The content is written. The purpose of BBB is to obtain a return by BBB instead of exempting the Plaintiff from the Plaintiff’s repayment obligation with respect to the part of the instant payment amount paid by BBB to the Plaintiff (the amount of KRW 4.920 million). The date when the sales contract and the certificate of redemption were written is indicated as July 15, 2014. This is deemed to have been intended at the expiration of the period of restriction on disposal of stocks, which is the requirement for qualified merger under Article 44(2)2 of the Corporate Tax Act. In full view of the circumstances, BB’s shares were merely paid to the Plaintiff formally in order to form legal relations pursuant to the instant general agreement in the form of merger, and it is difficult to deem that the said shares were actually reverted to the Plaintiff.

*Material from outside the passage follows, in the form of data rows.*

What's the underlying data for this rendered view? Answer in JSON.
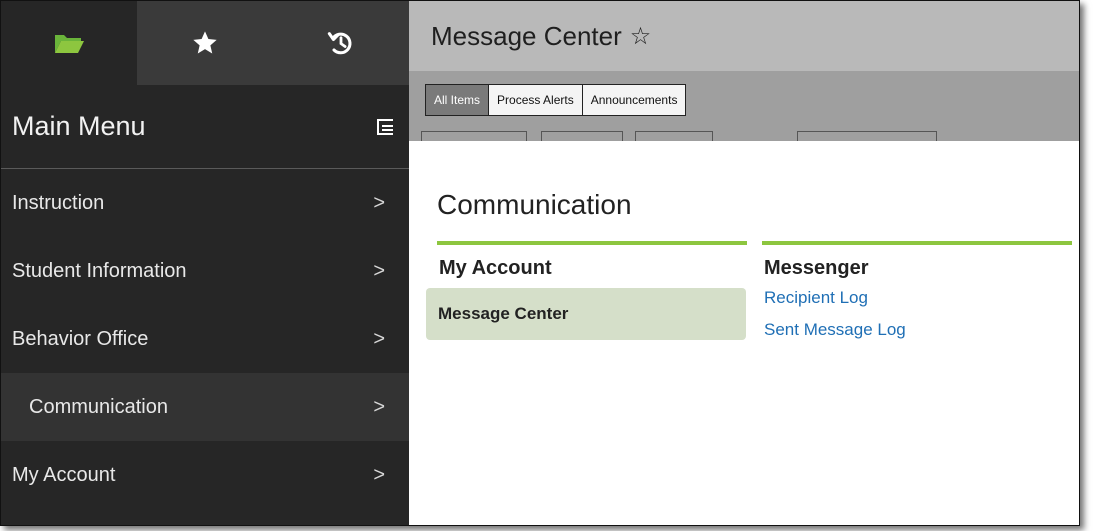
{
  "icons": {
    "tab_folder": "folder-icon",
    "tab_star": "star-icon",
    "tab_history": "history-icon",
    "menu_tree": "tree-list-icon",
    "chevron": "chevron-right-icon",
    "title_star": "star-outline-icon"
  },
  "colors": {
    "sidebar_bg": "#262626",
    "accent_green": "#8dc63f",
    "folder_green": "#7ac943",
    "link_blue": "#1f6fb5",
    "highlight_bg": "#d5dfc9"
  },
  "sidebar": {
    "menu_title": "Main Menu",
    "items": [
      {
        "label": "Instruction",
        "chevron": ">"
      },
      {
        "label": "Student Information",
        "chevron": ">"
      },
      {
        "label": "Behavior Office",
        "chevron": ">"
      },
      {
        "label": "Communication",
        "chevron": ">"
      },
      {
        "label": "My Account",
        "chevron": ">"
      }
    ]
  },
  "header": {
    "title": "Message Center",
    "star": "☆"
  },
  "subtabs": [
    "All Items",
    "Process Alerts",
    "Announcements"
  ],
  "content": {
    "section_title": "Communication",
    "columns": [
      {
        "header": "My Account",
        "items": [
          "Message Center"
        ]
      },
      {
        "header": "Messenger",
        "items": [
          "Recipient Log",
          "Sent Message Log"
        ]
      }
    ]
  }
}
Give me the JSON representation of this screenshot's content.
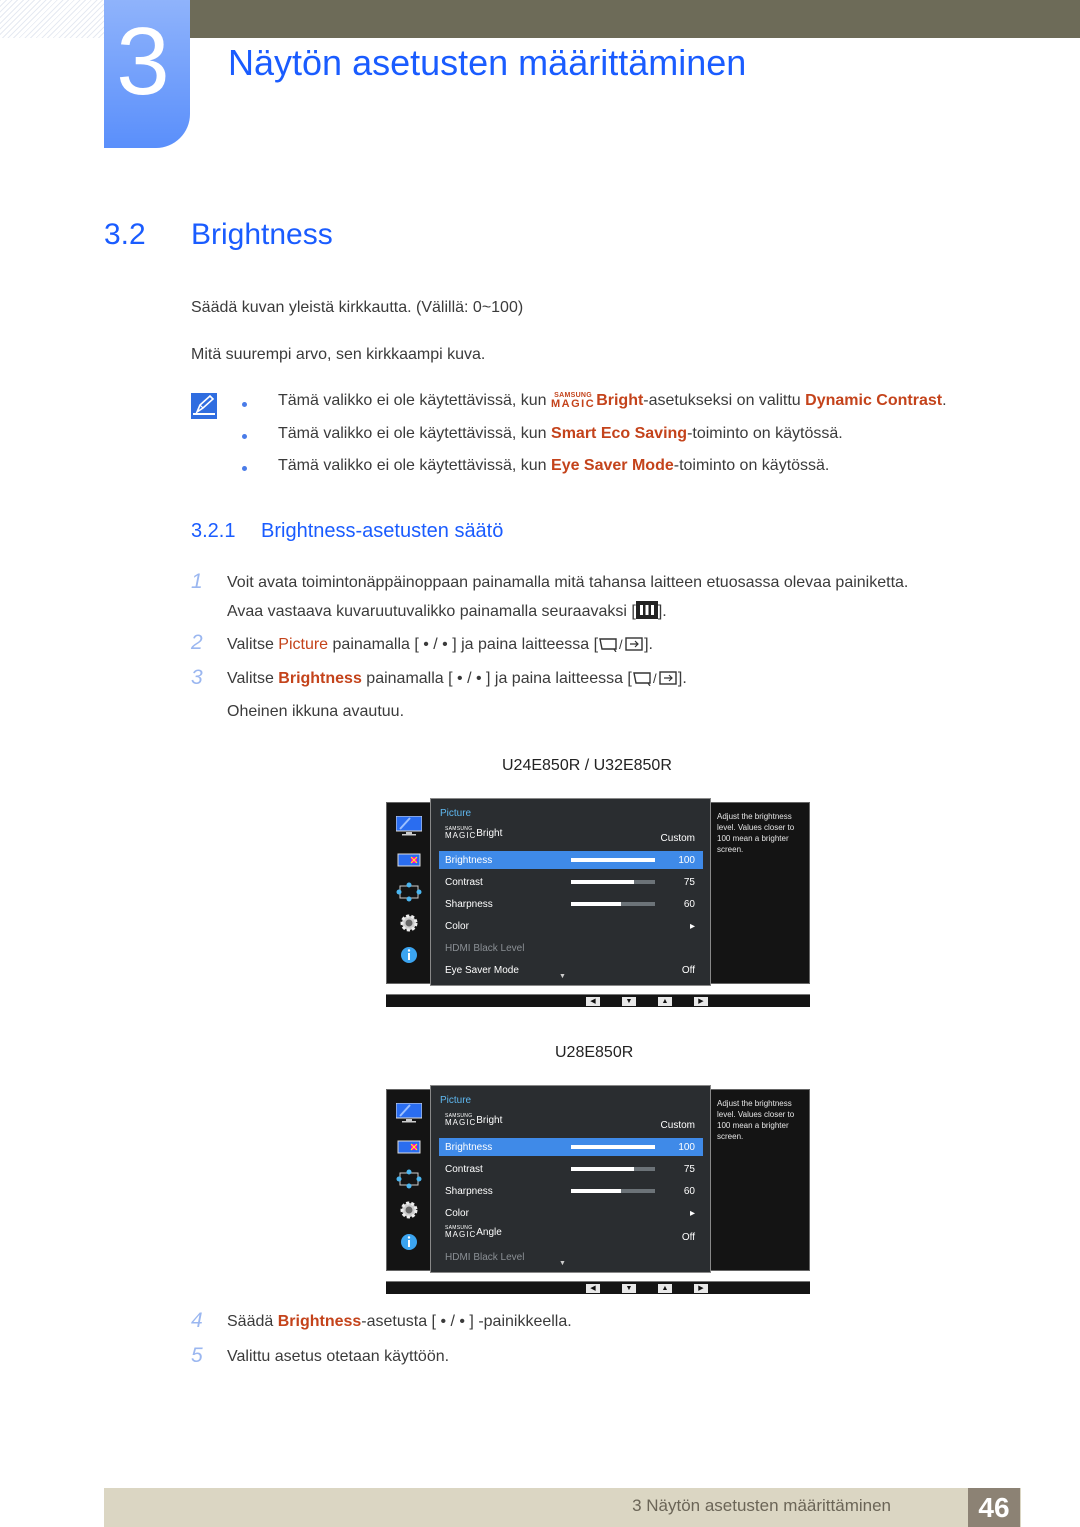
{
  "header": {
    "chapter_number": "3",
    "chapter_title": "Näytön asetusten määrittäminen"
  },
  "section": {
    "number": "3.2",
    "title": "Brightness",
    "intro": [
      "Säädä kuvan yleistä kirkkautta. (Välillä: 0~100)",
      "Mitä suurempi arvo, sen kirkkaampi kuva."
    ]
  },
  "notes": [
    {
      "pre": "Tämä valikko ei ole käytettävissä, kun ",
      "magic_top": "SAMSUNG",
      "magic_bottom": "MAGIC",
      "hl1": "Bright",
      "mid": "-asetukseksi on valittu ",
      "hl2": "Dynamic Contrast",
      "post": "."
    },
    {
      "pre": "Tämä valikko ei ole käytettävissä, kun ",
      "hl": "Smart Eco Saving",
      "post": "-toiminto on käytössä."
    },
    {
      "pre": "Tämä valikko ei ole käytettävissä, kun ",
      "hl": "Eye Saver Mode",
      "post": "-toiminto on käytössä."
    }
  ],
  "subsection": {
    "number": "3.2.1",
    "title": "Brightness-asetusten säätö"
  },
  "steps": [
    {
      "num": "1",
      "line1": "Voit avata toimintonäppäinoppaan painamalla mitä tahansa laitteen etuosassa olevaa painiketta.",
      "line2_pre": "Avaa vastaava kuvaruutuvalikko painamalla seuraavaksi [",
      "line2_post": "]."
    },
    {
      "num": "2",
      "pre": "Valitse ",
      "hl": "Picture",
      "mid": " painamalla [ • / • ] ja paina laitteessa [",
      "post": "]."
    },
    {
      "num": "3",
      "pre": "Valitse ",
      "hl": "Brightness",
      "mid": " painamalla [ • / • ] ja paina laitteessa [",
      "post": "].",
      "line2": "Oheinen ikkuna avautuu."
    },
    {
      "num": "4",
      "pre": "Säädä ",
      "hl": "Brightness",
      "post": "-asetusta [ • / • ] -painikkeella."
    },
    {
      "num": "5",
      "text": "Valittu asetus otetaan käyttöön."
    }
  ],
  "osd_screens": [
    {
      "model": "U24E850R / U32E850R",
      "menu_title": "Picture",
      "help_text": "Adjust the brightness level. Values closer to 100 mean a brighter screen.",
      "rows": [
        {
          "magic": true,
          "label": "Bright",
          "value": "Custom"
        },
        {
          "label": "Brightness",
          "value": "100",
          "level": 100,
          "selected": true
        },
        {
          "label": "Contrast",
          "value": "75",
          "level": 75
        },
        {
          "label": "Sharpness",
          "value": "60",
          "level": 60
        },
        {
          "label": "Color",
          "value": "▸"
        },
        {
          "label": "HDMI Black Level",
          "value": "",
          "disabled": true
        },
        {
          "label": "Eye Saver Mode",
          "value": "Off"
        }
      ]
    },
    {
      "model": "U28E850R",
      "menu_title": "Picture",
      "help_text": "Adjust the brightness level. Values closer to 100 mean a brighter screen.",
      "rows": [
        {
          "magic": true,
          "label": "Bright",
          "value": "Custom"
        },
        {
          "label": "Brightness",
          "value": "100",
          "level": 100,
          "selected": true
        },
        {
          "label": "Contrast",
          "value": "75",
          "level": 75
        },
        {
          "label": "Sharpness",
          "value": "60",
          "level": 60
        },
        {
          "label": "Color",
          "value": "▸"
        },
        {
          "magic": true,
          "label": "Angle",
          "value": "Off"
        },
        {
          "label": "HDMI Black Level",
          "value": "",
          "disabled": true
        }
      ]
    }
  ],
  "osd_common": {
    "magic_top": "SAMSUNG",
    "magic_bottom": "MAGIC",
    "scroll_indicator": "▼",
    "nav_buttons": [
      "◀",
      "▼",
      "▲",
      "▶"
    ]
  },
  "footer": {
    "text": "3 Näytön asetusten määrittäminen",
    "page": "46"
  }
}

D) Meanwhile, according to the merger financial statements published in the electronic disclosure system of the Financial Supervisory Service, the decision of the Tax Tribunal in question as the price for the merger would be reasonable as follows: (a) the total liabilities of the merged companies succeeded by BBB due to the merger in this case are KRW 70.6 billion; and (b) according to the calculation method of the price for the transfer as set forth in the overall agreement in this case, the amount of KRW 10.6 billion, which is the liabilities exceeding KRW 20 billion, was settled; and (c) the amount

E) Although the Plaintiff alleged that the said KRW 9.4 billion was not specified, the Plaintiff’s assertion on this part is not acceptable in view of the following: (a) the Plaintiff’s conjunctive claim in a trial against the Tax Tribunal that the said KRW 9.4 billion was the amount claimed by the Plaintiff as the Plaintiff’s conjunctive claim; and (b) the amount of payment that the Plaintiff may accrue to the Plaintiff out of the instant payment exceeds KRW 60 billion as the total amount succeeded by bbbbbb exceeds the KRW 60 billion; and (c) there seems to be no relation to the specification of the said amount, and there seems to be no other way to calculate the transfer price and the price for merger.

D. Sub-determination

In full view of all the above circumstances, the payment of this case was paid as the price for transfer or merger under the General Agreement, and the payment of 9.4 billion won reduced by BBB from the above payment to the amount exceeding 60 billion won succeeded to by BB as the price for merger is deemed to correspond to the principle of substantial taxation. Thus, the Plaintiff’s assertion on a different premise is without merit.

5. Conclusion

Therefore, the plaintiff's claim is dismissed as it is without merit, and it is so decided as per Disposition.